Crítica publicada em Notas Musicais a 16 fev. 2024.
Os concertos da pré-temporada da OSESP ocorreram de 8 a 10 de fevereiro de 2024. 

A Sala São Paulo começou os seus trabalhos de 2024 em grande estilo, com um concerto de pré-temporada em que figurou a célebre Carmina Burana, do compositor alemão Carl Orff, apresentada para plateias transbordantes, beneficiadas pelos preços populares da entrada (iniciativa fundamental para a democratização do acesso). 
A obra é invariavelmente precedida pelo ressaibo crítico, em grande medida justificável, já que foi escrita em pleno Terceiro Reich (1936), que arrastaria a Alemanha à 2ª Grande Guerra e protagonizaria o holocausto judaico, um dos maiores genocídios da história da humanidade. 
Na análise que fez da apresentação da obra ocorrida no Theatro Municipal de São Paulo em dezembro passado, Fabiana Crepaldi apontou o esforço da obra de caminhar a contrapelo daquilo que os nazistas consideravam arte “degenerada”, motivo pelo qual ela teria ganhado a aprovação do governo. Já no programa da Sala São Paulo, Márcio Seligmann-Silva, professor de literatura da Unicamp e crítico literário especialista em estudos do trauma – sobretudo concernente a este momento histórico –, sublinha a monotonia musical e temática presente na obra (repetição de poucas notas e frases, presença destacada da percussão, ausência de contraponto, presença de figuras míticas medievais) como denotativa de um programa estético voltado à distração. Ao transmitir símbolos de heroicidade numa linguagem musical acessível às massas, a obra de Orff acabaria por dialogar com o ideário político encabeçado por Adolph Hitler. 
Nas décadas seguintes à guerra, Carmina Burana imprime-se indelevelmente no imaginário ocidental, apresentada – especialmente O Fortuna, Imperatrix Mundi, canção que abre e fecha a cantata – num sem número de produções, de filmes a comerciais de televisão.
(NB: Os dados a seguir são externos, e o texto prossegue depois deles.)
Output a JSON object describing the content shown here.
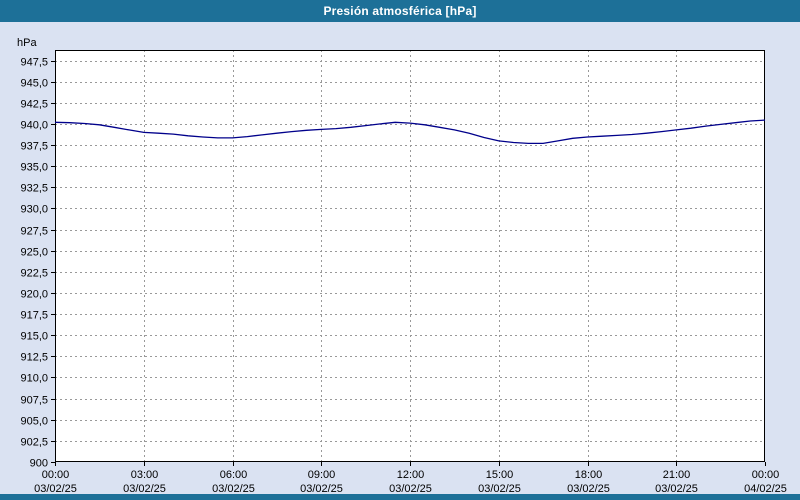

Passados quase 100 anos e alterado o contexto histórico, o maravilhamento que a peça ainda causa – e causou extensivamente no público presente na Sala São Paulo – comprova que os sentidos da obra artística ultrapassam o seu contexto histórico. Polissêmica, a arte verdadeira incorpora sentidos à medida que percorre tempos, espaços, e perscruta os indivíduos. 
Carmina Burana traduz-se por “Canções de Beuern”, e faz alusão a um conjunto de cerca de 250 textos e poemas encontrados num convento situado no município de Benediktbeuern, na Baviera, escritos entre os séculos XI e XIII. São textos escritos, sobretudo, em latim medieval, no entanto também em francês antigo, provençal e em latim macarrônico (que misturava o latim ao alemão e ao francês), acenando para a formação e o desenvolvimento das línguas nacionais, que neste período estavam se elevando a idiomas de cultura. 
No plano temático, há na obra a retomada de figuras míticas do medievo como, por exemplo, a “Branca Flor”, que a tradição – e Richard Wagner neste roldão – depois associaria à personagem de Isolda. A obra de Orff, portanto, faz uma recuperação histórica importante, e o fato de acenar às massas tanto quanto à alta cultura não é motivo de demérito, senão da sagacidade do compositor de perceber a ascensão da cultura de massas naquele momento histórico. 
Embora a arrepiante O Fortuna, Imperatrix Mundi explicite de forma trágica o papel do destino de elevar e destruir reputações ao seu bel prazer, tornando inconstantes a sorte e a felicidade, a obra Carmina Burana é composta por canções de amor e por poemas em grande medida cômicos e eróticos, que procuram flagrar a dimensão cíclica da vida e a primavera (e os seus apelos sensuais) vencendo os rigores do inverno. 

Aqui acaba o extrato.